La
verdad era un sábado como cualquier otro. Nadie, ni aún el más pesimista,
habría podido dilucidar lo que ocurriría. Todo comenzó como suelen ocurrir esas
desgracias de nuestra vida cotidiana. Con esa pregunta que nos somete a una
intensa reflexión, mas cuando se vive en un país como Venezuela: “¿qué vamos a
hacer hoy?”.
Diversiones
económicas en la tierra de los cuatro tipos de cambio, son difíciles de
conseguir. Entretenimiento seguro en el país de los 24 mil y tantos homicidios
al año, es todavía más complicado. Ir al cine parecía entonces lo más
razonable. Claro, no sospechaba lo que vendría después.
Al
llegar, lo de siempre. Gente que todavía no se acostumbra al hecho de no tener
que verle la cara al cajero y tener una plática amena sobre las novedades del
cine. Sólo una pantalla, un dispensador de tickets y un punto de venta. Todo
muy frío, y al parecer… muy complicado.
Tras
horas de esperar que las únicas dos personas que tenía por delante terminaran
su proceso, me dispuse a seleccionar la película, los asientos y a dar horas de
vuelta por el centro comercial hasta que se hiciera la hora de la función.
Hice
la cola para la compra de las infaltables cotufas, que al final es la razón de
ser de la ida al cine (comer cotufas). Claro, no es tan fácil como lo cuento
acá. Tuve que esperar que, de nuevo, las únicas dos personas que tenía por
delante tuvieran un acalorado debate sobre qué iban a pedir (a pesar de haber
tenido mucho tiempo en cola para decidir).
Comienza la aventura
Armado
y listo, me dirigí a la sala. Había una cola, algo que en la Venezuela actual es muy
común ver. La pregunta era, ¿por qué la cola? Siendo que los puestos están
enumerados, ¿cuál era la necesidad de trasladar ese hábito tan desagradable
(como es hacer cola) a un lugar de entretenimiento como el cine? No hice caso a
la señal, y me dejé llevar al desastre.
Una
vez en la sala tras esperar tranquilamente sentado mientras la gente de la cola
se mataba por entrar a sus puestos perfectamente enumerados, decidí alistarme
para disfrutar de la película. Claro, previo a ver los “previews”.
Bueno
de “previews” poco. Realmente fueron 45 largos e interminables minutos de
comerciales pésimamente elaborados, producción nacional sin lugar a dudas. No
conforme con ello, y a pesar de que todos los boletos tienen los puestos
enumerados, no faltaba la familia de 20 tíos y 300 carajitos que se perdían en
la sala. “Gustavooooooooooo… Gustavoooooooo… Aquíiiiiiiiiiiiiiiiiiiiiiiiii”. No
es que el comercial de El Silbón de Banco Exterior sea algo para deleitarse, pero ¿por
qué subnormal tienes que pegar gritos como una… subnormal?
No
conforme con la muestra de los peores comerciales, cuando parecía que
finalmente había una luz al final del túnel del agobio… no… ahora viene un
video de un grupito caraqueño bastante sobrevalorado.
Está
bien que todo el mundo ama a La Vida Boheme ,
que ganaron un Grammy Petare, Grammy Caricuao… que se yo. Regionalizan tanto
los premios para poder honrar a la mediocridad. En fin… Nunca los había
escuchado porque intuía que no me iban a gustar y efectivamente. Un video tan
mal hecho, como los comerciales que había visto antes. Y la canción… oh, Dios.

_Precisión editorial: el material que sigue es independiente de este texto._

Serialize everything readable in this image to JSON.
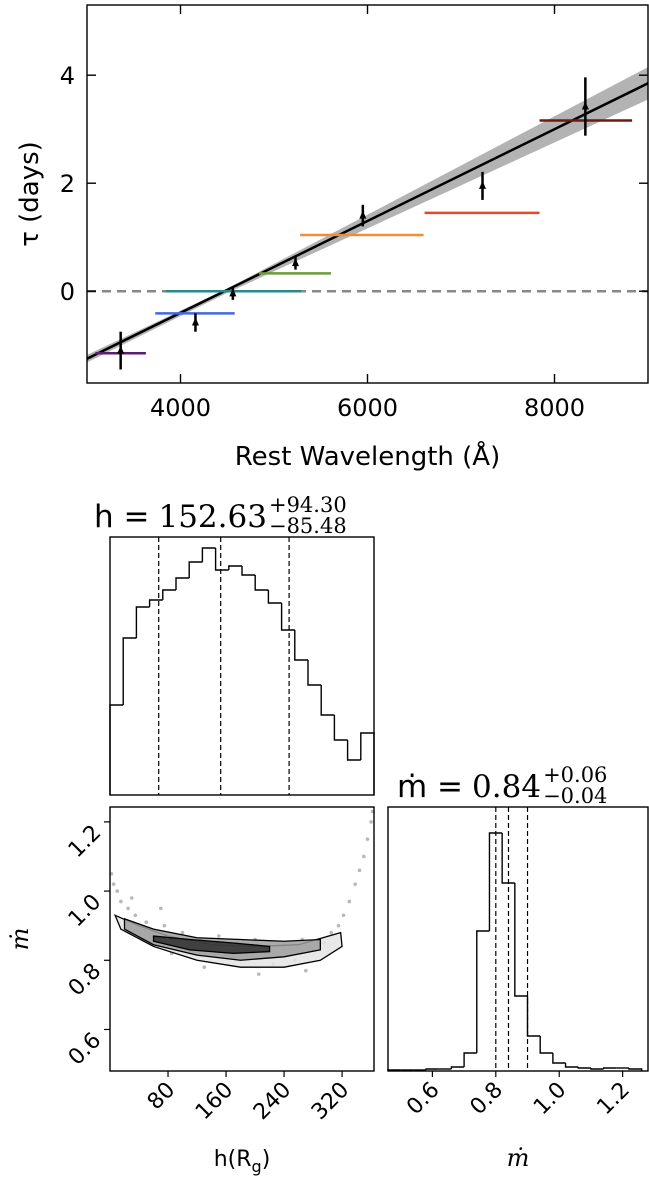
{
  "chart_data": [
    {
      "type": "errorbar",
      "xlabel": "Rest Wavelength (Å)",
      "ylabel": "τ (days)",
      "xlim": [
        3000,
        9000
      ],
      "ylim": [
        -1.7,
        5.3
      ],
      "xticks": [
        4000,
        6000,
        8000
      ],
      "yticks": [
        0,
        2,
        4
      ],
      "hline": 0,
      "hline_color": "#888888",
      "fit_band": {
        "x": [
          3000,
          4500,
          9000
        ],
        "lower": [
          -1.32,
          -0.03,
          3.55
        ],
        "upper": [
          -1.18,
          0.05,
          4.15
        ],
        "color": "#b3b3b3"
      },
      "fit": {
        "x": [
          3000,
          9000
        ],
        "y": [
          -1.25,
          3.85
        ],
        "color": "#000000"
      },
      "bands": {
        "x_low": [
          3090,
          3730,
          3840,
          4840,
          5280,
          6610,
          7840
        ],
        "x_high": [
          3630,
          4580,
          5290,
          5610,
          6600,
          7840,
          8830
        ],
        "y": [
          -1.15,
          -0.41,
          0,
          0.33,
          1.04,
          1.45,
          3.16
        ],
        "colors": [
          "#5c1e6e",
          "#4169e1",
          "#2a8a8a",
          "#6b9b3a",
          "#f28c38",
          "#e8472a",
          "#6e1a12"
        ]
      },
      "points": {
        "x": [
          3360,
          4160,
          4560,
          5230,
          5950,
          7230,
          8330
        ],
        "y": [
          -1.1,
          -0.58,
          -0.04,
          0.52,
          1.4,
          1.95,
          3.42
        ],
        "yerr": [
          0.35,
          0.17,
          0.12,
          0.12,
          0.2,
          0.26,
          0.54
        ],
        "color": "#000000"
      }
    },
    {
      "type": "histogram",
      "title": {
        "lhs": "h =",
        "value": "152.63",
        "plus": "+94.30",
        "minus": "−85.48"
      },
      "xlim": [
        0,
        364
      ],
      "ylim": [
        0,
        258
      ],
      "bins": [
        0,
        18.2,
        36.4,
        54.6,
        72.8,
        91,
        109.2,
        127.4,
        145.6,
        163.8,
        182,
        200.2,
        218.4,
        236.6,
        254.8,
        273,
        291.2,
        309.4,
        327.6,
        345.8,
        364
      ],
      "counts": [
        90,
        157,
        188,
        195,
        205,
        217,
        233,
        247,
        225,
        229,
        220,
        205,
        192,
        165,
        135,
        110,
        80,
        55,
        35,
        62
      ],
      "quantiles": [
        67.15,
        152.63,
        246.93
      ],
      "color": "#000000"
    },
    {
      "type": "scatter",
      "xlabel": [
        "h(R",
        "g",
        ")"
      ],
      "ylabel": "ṁ",
      "xlim": [
        0,
        364
      ],
      "ylim": [
        0.48,
        1.243
      ],
      "xticks": [
        80,
        160,
        240,
        320
      ],
      "yticks": [
        0.6,
        0.8,
        {
          "value": 1,
          "label": "1.0"
        },
        1.2
      ],
      "x": [
        2,
        5,
        10,
        15,
        25,
        35,
        50,
        60,
        75,
        90,
        100,
        110,
        125,
        140,
        150,
        165,
        175,
        190,
        200,
        215,
        225,
        240,
        255,
        265,
        280,
        295,
        305,
        315,
        322,
        330,
        338,
        344,
        350,
        355,
        360,
        362,
        45,
        85,
        130,
        205,
        270,
        30,
        70
      ],
      "y": [
        1.05,
        1.02,
        1.0,
        0.97,
        0.95,
        0.93,
        0.91,
        0.88,
        0.9,
        0.86,
        0.88,
        0.84,
        0.86,
        0.83,
        0.87,
        0.82,
        0.85,
        0.81,
        0.86,
        0.82,
        0.79,
        0.84,
        0.8,
        0.86,
        0.83,
        0.85,
        0.88,
        0.9,
        0.93,
        0.97,
        1.02,
        1.06,
        1.1,
        1.15,
        1.2,
        1.23,
        0.86,
        0.82,
        0.78,
        0.76,
        0.77,
        0.98,
        0.95
      ],
      "point_color": "#9a9a9a",
      "contour_color": "#000000",
      "contour_fills": [
        "#e4e4e4",
        "#9c9c9c",
        "#2e2e2e"
      ],
      "contours": [
        {
          "x": [
            7,
            40,
            80,
            140,
            200,
            260,
            318,
            320,
            290,
            240,
            180,
            120,
            60,
            15
          ],
          "y": [
            0.93,
            0.9,
            0.87,
            0.845,
            0.84,
            0.845,
            0.88,
            0.84,
            0.8,
            0.78,
            0.78,
            0.8,
            0.84,
            0.89
          ]
        },
        {
          "x": [
            20,
            60,
            120,
            180,
            240,
            290,
            290,
            240,
            180,
            120,
            60,
            20
          ],
          "y": [
            0.92,
            0.89,
            0.865,
            0.86,
            0.855,
            0.86,
            0.83,
            0.81,
            0.8,
            0.815,
            0.845,
            0.89
          ]
        },
        {
          "x": [
            60,
            110,
            170,
            220,
            220,
            170,
            110,
            60
          ],
          "y": [
            0.87,
            0.86,
            0.85,
            0.84,
            0.825,
            0.82,
            0.83,
            0.855
          ]
        }
      ]
    },
    {
      "type": "histogram",
      "title": {
        "lhs": "ṁ =",
        "value": "0.84",
        "plus": "+0.06",
        "minus": "−0.04"
      },
      "xlabel": "ṁ",
      "xlim": [
        0.46,
        1.28
      ],
      "ylim": [
        0,
        264
      ],
      "xticks": [
        0.6,
        0.8,
        {
          "value": 1,
          "label": "1.0"
        },
        1.2
      ],
      "bins": [
        0.46,
        0.5,
        0.54,
        0.58,
        0.62,
        0.66,
        0.7,
        0.74,
        0.78,
        0.82,
        0.86,
        0.9,
        0.94,
        0.98,
        1.02,
        1.06,
        1.1,
        1.14,
        1.18,
        1.22,
        1.26
      ],
      "counts": [
        1,
        1,
        1,
        2,
        2,
        4,
        18,
        140,
        238,
        188,
        75,
        35,
        18,
        8,
        4,
        3,
        2,
        3,
        3,
        2
      ],
      "quantiles": [
        0.8,
        0.84,
        0.9
      ],
      "color": "#000000"
    }
  ]
}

Cada nota y cada verso era una patada en un testículo. Fue una tortura de seis
minutos.
Encima
al final ponen hasta los créditos. Me imagino que es para que el tribunal de la
buena música los pueda identificar y acusar por el daño causado a tantas
personas.
Finalmente... la película
Ahora
sí, sin más preámbulos. Llegó la hora de la película. Si no han visto Maléfica,
pueden hacerse un favor y no ir a verlo. Y mis condolencias a los que han
tenido que ver ese intento de… de… la verdad no se que quisieron hacer. No era
del todo infantil, a juzgar por la crisis de una pobre niña de cinco años
sentada unos puestos delante de mí.
No
era tampoco comedia, ni drama, ni romance. Creo que era simplemente mala. Pero
eso era lo de menos. Era una de esas películas que ves con tu pareja para que
luego te deje ver la de Adam Sandler que tampoco cambiará tu vida, pero al
menos algunas risas te echas.
Transcurridos
apenas los primeros minutos van la primera tanda de niños al baño. ¿Qué pasa
con las vejigas de los niños de ahora? ¿Por qué no pueden retener la orina?
Peor todavía, ¿por qué debo enterarme yo, y toda la sala, que tu hijo bestia
tiene que ir al baño?
Detrás,
una abuela que se ve que la última película que vio en cine fue “El Santo y
Blue Demon vs. Drácula y El Hombre Lobo”, comentaba a su nieto todo cuanto
ocurría en la película. “Ahí van para la casa, si…” “Esa es la misma que
aparecía antes chiquita, pero claro… ahí está vieja”. No señora, vieja usted.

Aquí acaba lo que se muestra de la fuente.